Accounting and Priorities¶
Concept of job priority¶
The individual job priority is computed as a weighted sum of three different factors - see below for details:
the time that the job is waiting in the queue
the share of the project’s compute time that has already been used
a special priority granted as “quality of service” to specific projects or kind of usage
Thus, a job will get an especially high priority if it
has already been long time in the queue (age_factor)
runs under an account that has not yet used its share of compute time (FairShare_factor)
is associated with a high priority for other reasons (e.g. express QOS for small tests)
SLURM job priority calculation¶
On mistral we are using the Multi-factor Job Priority plugin of SLURM in order to influence job priority. The jobs priority at any given time is a weighted sum of the following factors:
age_factor ∈ [0,1] with 1 when age is more than PriorityMaxAge (30 day, 0 hours)
FairShare_factor ∈ [0,1] as explained below
QOS_factor ∈ [0,1] normalized according to ‘sacctmgr show qos’ (e.g. normal = 0, express = 0.1, bench = 1)
with the weights:
The final priority is then calculated as
Job_priority = PriorityWeightAge * age_factor + PriorityWeightFairshare * FairShare_factor + PriorityWeightQOS * QOS_factor
and can be checked with the sprio command:
PRIORITY = AGE + FAIRSHARE + QOS ∈ [0,3000] AGE = Weighted age priority ∈ [0,1000] FAIRSHARE = Weighted fair-share priority ∈ [0,1000] QOS = Weighted quality of service priority ∈ [0,1000]
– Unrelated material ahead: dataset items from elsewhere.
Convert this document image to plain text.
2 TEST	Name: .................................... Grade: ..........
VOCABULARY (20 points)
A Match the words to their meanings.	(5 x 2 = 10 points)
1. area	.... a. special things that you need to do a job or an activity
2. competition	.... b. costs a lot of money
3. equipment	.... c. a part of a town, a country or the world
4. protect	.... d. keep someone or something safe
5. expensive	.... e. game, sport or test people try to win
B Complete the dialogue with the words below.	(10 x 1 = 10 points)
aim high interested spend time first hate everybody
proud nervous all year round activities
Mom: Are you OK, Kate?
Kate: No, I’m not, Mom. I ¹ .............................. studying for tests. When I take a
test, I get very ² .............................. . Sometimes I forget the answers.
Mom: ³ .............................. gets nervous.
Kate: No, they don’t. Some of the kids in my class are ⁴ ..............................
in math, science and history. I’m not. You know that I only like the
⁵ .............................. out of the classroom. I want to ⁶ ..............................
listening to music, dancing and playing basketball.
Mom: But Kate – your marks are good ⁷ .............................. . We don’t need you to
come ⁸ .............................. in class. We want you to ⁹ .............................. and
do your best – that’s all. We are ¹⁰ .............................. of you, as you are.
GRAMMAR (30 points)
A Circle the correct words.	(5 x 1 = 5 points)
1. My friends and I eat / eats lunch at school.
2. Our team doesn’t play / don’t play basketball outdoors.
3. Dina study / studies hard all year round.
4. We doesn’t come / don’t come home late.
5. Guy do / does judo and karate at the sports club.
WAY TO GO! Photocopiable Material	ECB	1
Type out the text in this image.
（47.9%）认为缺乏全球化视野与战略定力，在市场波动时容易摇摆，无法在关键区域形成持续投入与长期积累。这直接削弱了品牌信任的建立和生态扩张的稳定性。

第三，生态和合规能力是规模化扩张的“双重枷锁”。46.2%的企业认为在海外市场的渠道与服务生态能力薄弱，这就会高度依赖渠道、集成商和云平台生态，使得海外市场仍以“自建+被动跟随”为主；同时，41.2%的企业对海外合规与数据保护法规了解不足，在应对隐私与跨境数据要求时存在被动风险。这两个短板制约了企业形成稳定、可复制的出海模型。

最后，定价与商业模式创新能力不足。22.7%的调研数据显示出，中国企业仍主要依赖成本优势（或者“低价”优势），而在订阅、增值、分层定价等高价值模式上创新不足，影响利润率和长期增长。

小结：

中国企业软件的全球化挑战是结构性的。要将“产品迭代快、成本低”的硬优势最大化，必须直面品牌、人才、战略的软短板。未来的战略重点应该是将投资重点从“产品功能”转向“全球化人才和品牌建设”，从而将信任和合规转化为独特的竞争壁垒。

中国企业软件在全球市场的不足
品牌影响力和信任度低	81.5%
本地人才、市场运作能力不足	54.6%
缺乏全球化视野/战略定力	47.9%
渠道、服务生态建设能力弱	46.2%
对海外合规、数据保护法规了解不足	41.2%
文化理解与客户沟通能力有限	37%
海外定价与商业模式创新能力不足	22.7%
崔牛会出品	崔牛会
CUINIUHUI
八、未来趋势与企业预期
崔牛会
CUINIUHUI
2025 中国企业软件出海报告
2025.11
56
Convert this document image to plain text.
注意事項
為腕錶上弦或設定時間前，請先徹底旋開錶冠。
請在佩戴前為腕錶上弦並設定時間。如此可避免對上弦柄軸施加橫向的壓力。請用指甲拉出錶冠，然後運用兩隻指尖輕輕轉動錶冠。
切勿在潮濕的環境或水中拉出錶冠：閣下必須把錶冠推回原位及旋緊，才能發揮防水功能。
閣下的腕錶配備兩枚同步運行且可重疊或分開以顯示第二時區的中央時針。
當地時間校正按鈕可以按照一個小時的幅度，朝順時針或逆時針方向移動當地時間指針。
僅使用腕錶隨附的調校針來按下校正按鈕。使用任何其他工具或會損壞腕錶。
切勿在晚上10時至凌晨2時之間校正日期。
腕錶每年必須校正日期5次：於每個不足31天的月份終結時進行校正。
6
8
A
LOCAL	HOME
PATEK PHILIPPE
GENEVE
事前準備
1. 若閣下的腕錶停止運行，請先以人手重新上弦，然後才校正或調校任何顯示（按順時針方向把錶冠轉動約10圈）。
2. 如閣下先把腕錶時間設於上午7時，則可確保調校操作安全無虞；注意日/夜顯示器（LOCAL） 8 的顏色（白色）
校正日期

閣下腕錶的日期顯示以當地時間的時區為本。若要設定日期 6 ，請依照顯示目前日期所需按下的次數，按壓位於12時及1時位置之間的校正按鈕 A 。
While squeue has format options (%p and %Q) that display a job’s composite priority, sprio can be used to display a breakdown of the priority components for each job, e.g.
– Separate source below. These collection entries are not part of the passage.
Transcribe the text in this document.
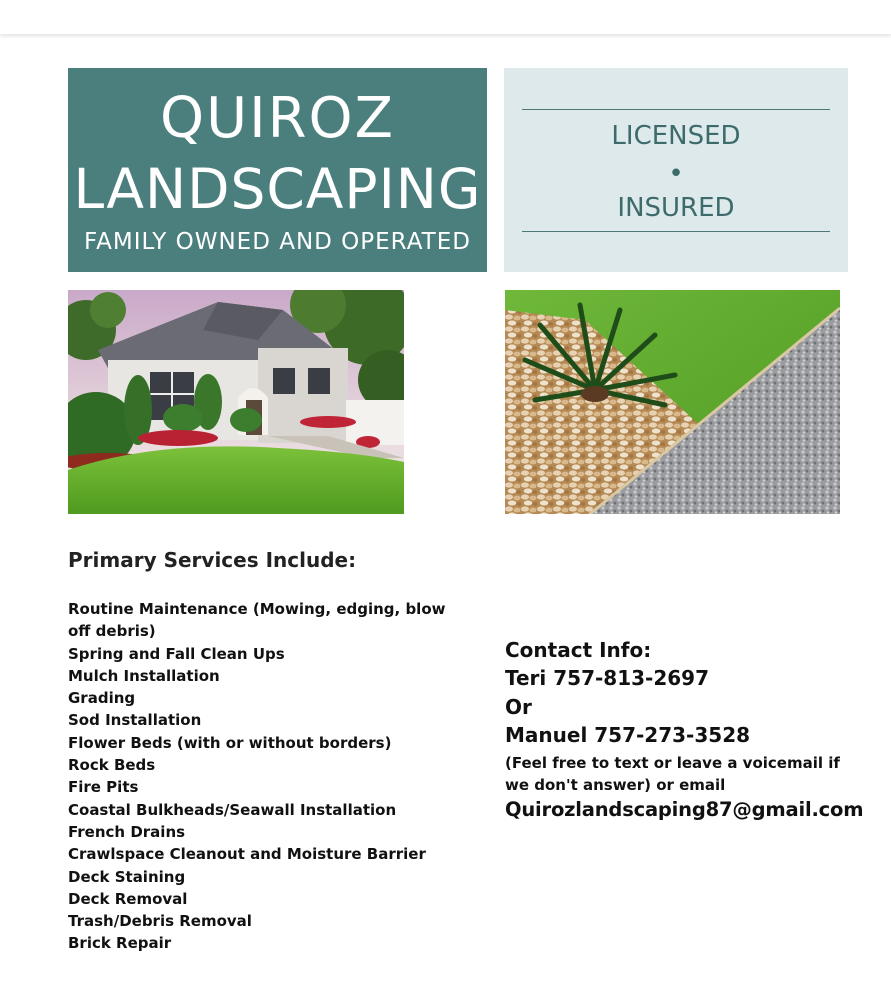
QUIROZ
LANDSCAPING
FAMILY OWNED AND OPERATED
LICENSED
•
INSURED
Primary Services Include:
Routine Maintenance (Mowing, edging, blow off debris)
Spring and Fall Clean Ups
Mulch Installation
Grading
Sod Installation
Flower Beds (with or without borders)
Rock Beds
Fire Pits
Coastal Bulkheads/Seawall Installation
French Drains
Crawlspace Cleanout and Moisture Barrier
Deck Staining
Deck Removal
Trash/Debris Removal
Brick Repair
Contact Info:
Teri 757-813-2697
Or
Manuel 757-273-3528
(Feel free to text or leave a voicemail if we don't answer) or email
Quirozlandscaping87@gmail.com
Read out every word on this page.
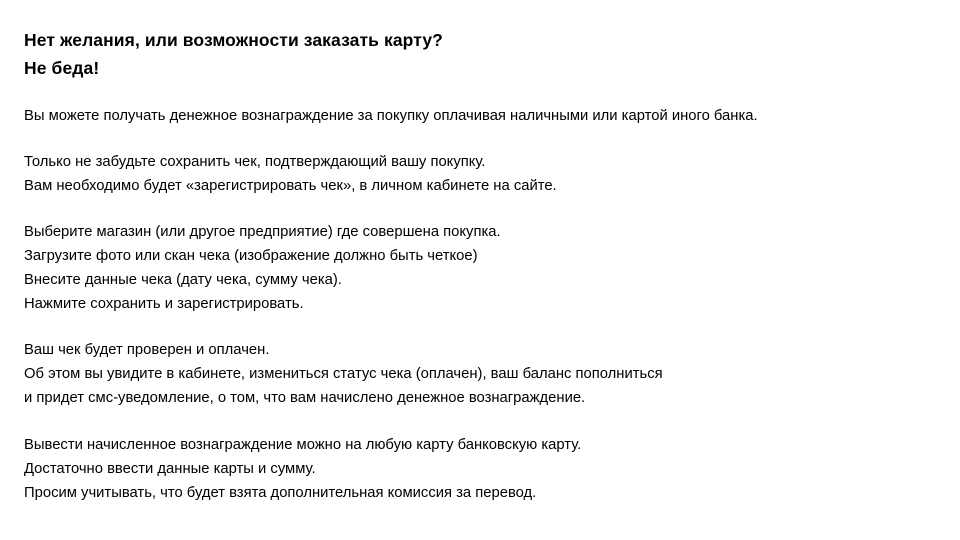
Нет желания, или возможности заказать карту?
Не беда!

Вы можете получать денежное вознаграждение за покупку оплачивая наличными или картой иного банка.

Только не забудьте сохранить чек, подтверждающий вашу покупку.
Вам необходимо будет «зарегистрировать чек», в личном кабинете на сайте.

Выберите магазин (или другое предприятие) где совершена покупка.
Загрузите фото или скан чека (изображение должно быть четкое)
Внесите данные чека (дату чека, сумму чека).
Нажмите сохранить и зарегистрировать.

Ваш чек будет проверен и оплачен.
Об этом вы увидите в кабинете, измениться статус чека (оплачен), ваш баланс пополниться
и придет смс-уведомление, о том, что вам начислено денежное вознаграждение.

Вывести начисленное вознаграждение можно на любую карту банковскую карту.
Достаточно ввести данные карты и сумму.
Просим учитывать, что будет взята дополнительная комиссия за перевод.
$ sprio JOBID PRIORITY AGE FAIRSHARE QOS 1421556 1175 100 975 100 2015831 274 20 204 50 2017372 258 0 258 0 ...
SLURM accounting storage¶
For each SLURM job the accounting database stores the computing cycles delivered by a machine in the units of allocated_cpus*wall_clock_seconds.
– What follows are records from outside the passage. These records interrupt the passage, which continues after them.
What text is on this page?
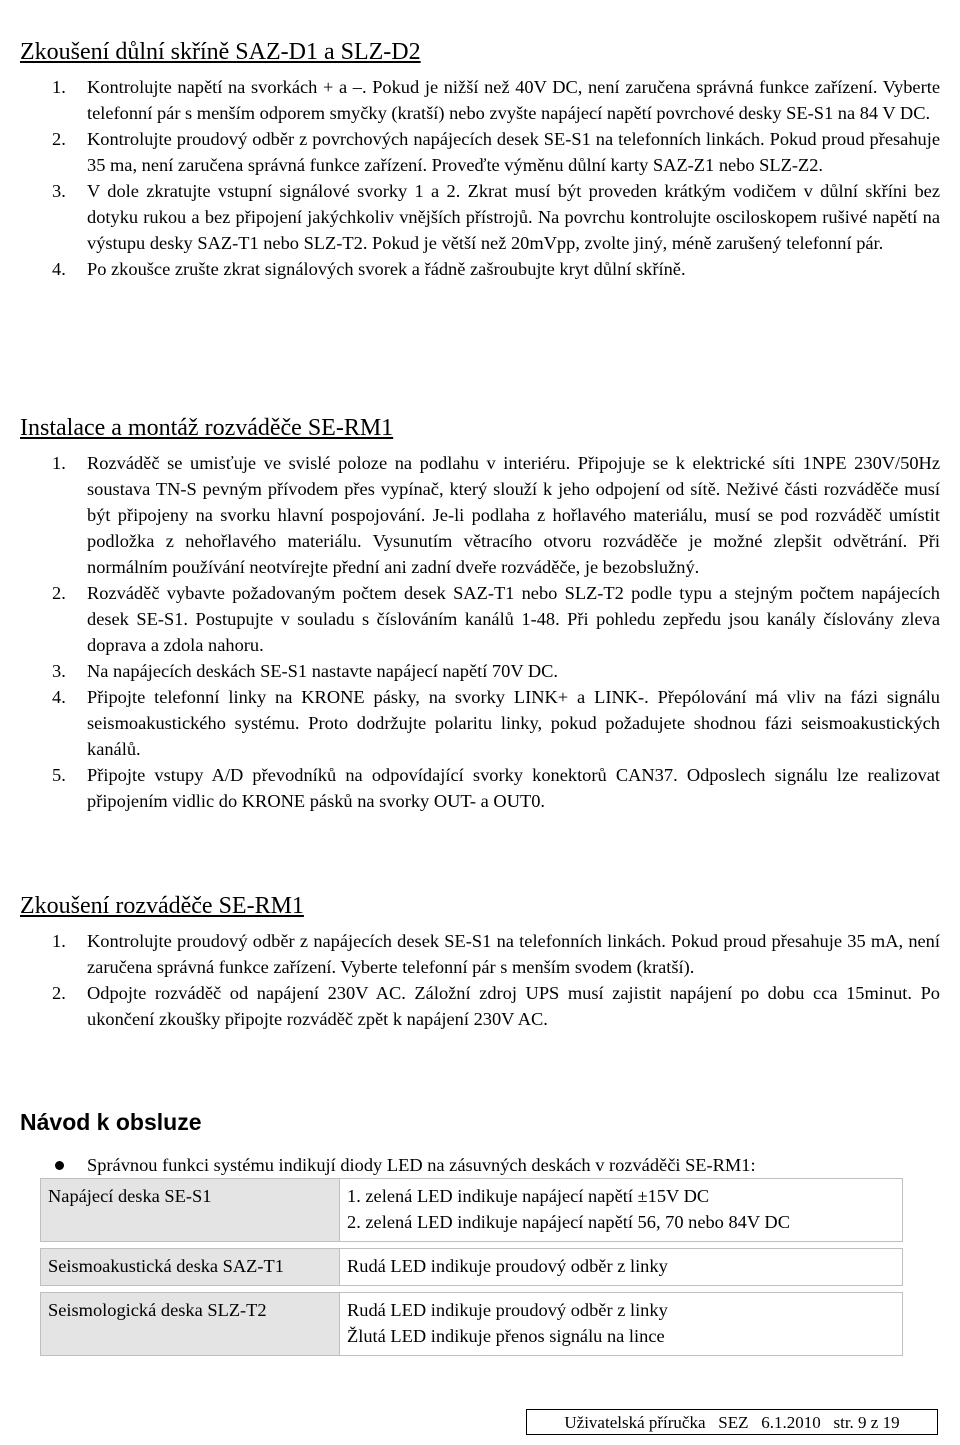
Zkoušení důlní skříně SAZ-D1 a SLZ-D2
1. Kontrolujte napětí na svorkách + a –. Pokud je nižší než 40V DC, není zaručena správná funkce zařízení. Vyberte telefonní pár s menším odporem smyčky (kratší) nebo zvyšte napájecí napětí povrchové desky SE-S1 na 84 V DC.
2. Kontrolujte proudový odběr z povrchových napájecích desek SE-S1 na telefonních linkách. Pokud proud přesahuje 35 ma, není zaručena správná funkce zařízení. Proveďte výměnu důlní karty SAZ-Z1 nebo SLZ-Z2.
3. V dole zkratujte vstupní signálové svorky 1 a 2. Zkrat musí být proveden krátkým vodičem v důlní skříni bez dotyku rukou a bez připojení jakýchkoliv vnějších přístrojů. Na povrchu kontrolujte osciloskopem rušivé napětí na výstupu desky SAZ-T1 nebo SLZ-T2. Pokud je větší než 20mVpp, zvolte jiný, méně zarušený telefonní pár.
4. Po zkoušce zrušte zkrat signálových svorek a řádně zašroubujte kryt důlní skříně.
Instalace a montáž rozváděče SE-RM1
1. Rozváděč se umisťuje ve svislé poloze na podlahu v interiéru. Připojuje se k elektrické síti 1NPE 230V/50Hz soustava TN-S pevným přívodem přes vypínač, který slouží k jeho odpojení od sítě. Neživé části rozváděče musí být připojeny na svorku hlavní pospojování. Je-li podlaha z hořlavého materiálu, musí se pod rozváděč umístit podložka z nehořlavého materiálu. Vysunutím větracího otvoru rozváděče je možné zlepšit odvětrání. Při normálním používání neotvírejte přední ani zadní dveře rozváděče, je bezobslužný.
2. Rozváděč vybavte požadovaným počtem desek SAZ-T1 nebo SLZ-T2 podle typu a stejným počtem napájecích desek SE-S1. Postupujte v souladu s číslováním kanálů 1-48. Při pohledu zepředu jsou kanály číslovány zleva doprava a zdola nahoru.
3. Na napájecích deskách SE-S1 nastavte napájecí napětí 70V DC.
4. Připojte telefonní linky na KRONE pásky, na svorky LINK+ a LINK-. Přepólování má vliv na fázi signálu seismoakustického systému. Proto dodržujte polaritu linky, pokud požadujete shodnou fázi seismoakustických kanálů.
5. Připojte vstupy A/D převodníků na odpovídající svorky konektorů CAN37. Odposlech signálu lze realizovat připojením vidlic do KRONE pásků na svorky OUT- a OUT0.
Zkoušení rozváděče SE-RM1
1. Kontrolujte proudový odběr z napájecích desek SE-S1 na telefonních linkách. Pokud proud přesahuje 35 mA, není zaručena správná funkce zařízení. Vyberte telefonní pár s menším svodem (kratší).
2. Odpojte rozváděč od napájení 230V AC. Záložní zdroj UPS musí zajistit napájení po dobu cca 15minut. Po ukončení zkoušky připojte rozváděč zpět k napájení 230V AC.
Návod k obsluze
Správnou funkci systému indikují diody LED na zásuvných deskách v rozváděči SE-RM1:
Napájecí deska SE-S1	1. zelená LED indikuje napájecí napětí ±15V DC
2. zelená LED indikuje napájecí napětí 56, 70 nebo 84V DC

Seismoakustická deska SAZ-T1	Rudá LED indikuje proudový odběr z linky

Seismologická deska SLZ-T2	Rudá LED indikuje proudový odběr z linky
Žlutá LED indikuje přenos signálu na lince
Uživatelská příručka   SEZ   6.1.2010   str. 9 z 19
Hence, one Haswell node used for one hour in the compute partition is accounted internally as
1 NodeHour HSW = 3600*48 CPUsec = 172800 CPUsec
while a Broadwell node in the compute2 partition used for one hour in exclusive state is accounted internally as
1 NodeHour BDW = 3600*72 CPUsec = 259200 CPUsec
HLRE-projects are accounted by means of nodehours (as shown at https://luv.dkrz.de/projects/). We expect that since the CPU frequency of Broadwell nodes is less than for Haswell nodes, while the core count is higher, both effects should compensate resulting in a balanced nodehour metric. This might be modified in the future when different accounting weights are introduced for different node types.